Genervon’s One-Patient ALS Drug Study Reveals Promising Results

by admin | February 9, 2015

Biopharmaceutical company Genervon recently reported observing improvements in a 46-year-old-man with advanced amyotrophic lateral sclerosis (ALS) taking the Company’s drug candidate GM604. The patient showed increased speech, swallowing and suction capabilities after a 12-week treatment. The drug, which has yet to be approved by the U.S. Food and Drug Administration (FDA) for ALS treatment, was tested under “compassionate use,” one of the FDA’s strategies to allow new drugs to be used in life-threatening disease conditions.

The single-patient trial followed the encouraging results of a previous study with the same drug in 12 early ALS patients, all diagnosed less than 2 years before the trial. In the phase 2a trial, announced on Oct 19, 2014, Genervon revealed that GM604 induced a reduction in the rate of decline of respiratory function. In both trials, GM604 restored levels of proteins found in patients’ cerebral spinal fluid (CSF) to normal, which are normally altered by the disease’s progression. Importantly, no adverse side effects of the drug were reported. While these results are highly encouraging, the exact mechanism of GM604 action remains unknown.
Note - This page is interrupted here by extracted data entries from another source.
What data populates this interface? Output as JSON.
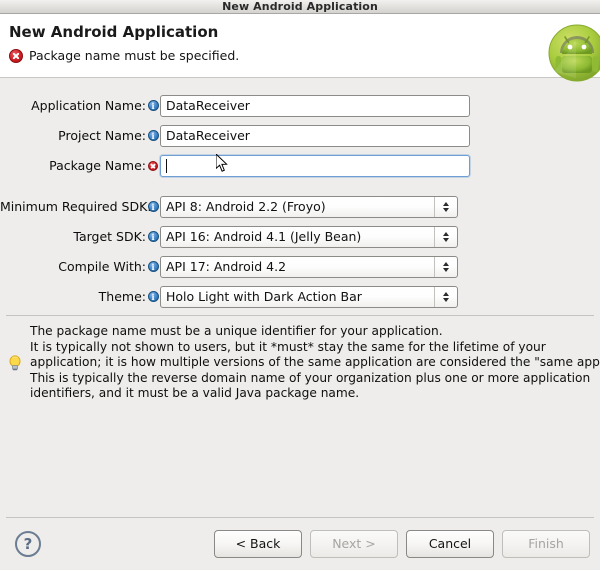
{
  "window": {
    "title": "New Android Application"
  },
  "header": {
    "title": "New Android Application",
    "error_message": "Package name must be specified.",
    "error_icon": "error-circle-icon",
    "logo_icon": "android-robot-icon"
  },
  "form": {
    "fields": [
      {
        "label": "Application Name:",
        "icon": "info-icon",
        "value": "DataReceiver",
        "type": "text",
        "focused": false
      },
      {
        "label": "Project Name:",
        "icon": "info-icon",
        "value": "DataReceiver",
        "type": "text",
        "focused": false
      },
      {
        "label": "Package Name:",
        "icon": "error-icon",
        "value": "",
        "type": "text",
        "focused": true
      }
    ],
    "dropdowns": [
      {
        "label": "Minimum Required SDK:",
        "icon": "info-icon",
        "value": "API 8: Android 2.2 (Froyo)"
      },
      {
        "label": "Target SDK:",
        "icon": "info-icon",
        "value": "API 16: Android 4.1 (Jelly Bean)"
      },
      {
        "label": "Compile With:",
        "icon": "info-icon",
        "value": "API 17: Android 4.2"
      },
      {
        "label": "Theme:",
        "icon": "info-icon",
        "value": "Holo Light with Dark Action Bar"
      }
    ]
  },
  "help": {
    "icon": "lightbulb-icon",
    "lines": [
      "The package name must be a unique identifier for your application.",
      "It is typically not shown to users, but it *must* stay the same for the lifetime of your",
      "application; it is how multiple versions of the same application are considered the \"same app\"",
      "This is typically the reverse domain name of your organization plus one or more application",
      "identifiers, and it must be a valid Java package name."
    ]
  },
  "buttons": {
    "help_label": "?",
    "back": {
      "label": "< Back",
      "disabled": false
    },
    "next": {
      "label": "Next >",
      "disabled": true
    },
    "cancel": {
      "label": "Cancel",
      "disabled": false
    },
    "finish": {
      "label": "Finish",
      "disabled": true
    }
  },
  "colors": {
    "error": "#cf2026",
    "info": "#3a7fc4",
    "accent_focus": "#6f9ed4",
    "android_green": "#a4c639",
    "background": "#eeedeb"
  }
}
“Classical single target drugs are mono directional: agonist or antagonist. Genervon’s hypothesis is that endogenous signaling master regulator GM6 can restore health by regulating/modifying multiple genes and their protein expression in the correct direction when they are above or below the normal range. This hypothesis has been difficult to prove, as most ALS patients are uniformly above or below the normal range for most CSF biomarkers,” said Genervon in a press release.

Although both trials were short and had few patients, demanding further studies by researchers, the ALS community is waiting for the FDA’s approval of GM604: “(…) any hint of efficacy in ALS is worth pursuing, and we hope that Genervon will continue to test this drug in larger and longer clinical studies,” said Grace Pavlath, the scientific program director of The Muscular Dystrophy Association (MDA).

In other recent ALS developments, a research group at Duke University accomplished a pioneering feat in laboratory synthesis. They were able to grow the world’s first human muscle that is able to contract and respond to external stimuli, just like normal human tissue, and to respond to biochemical signals and pharmaceuticals.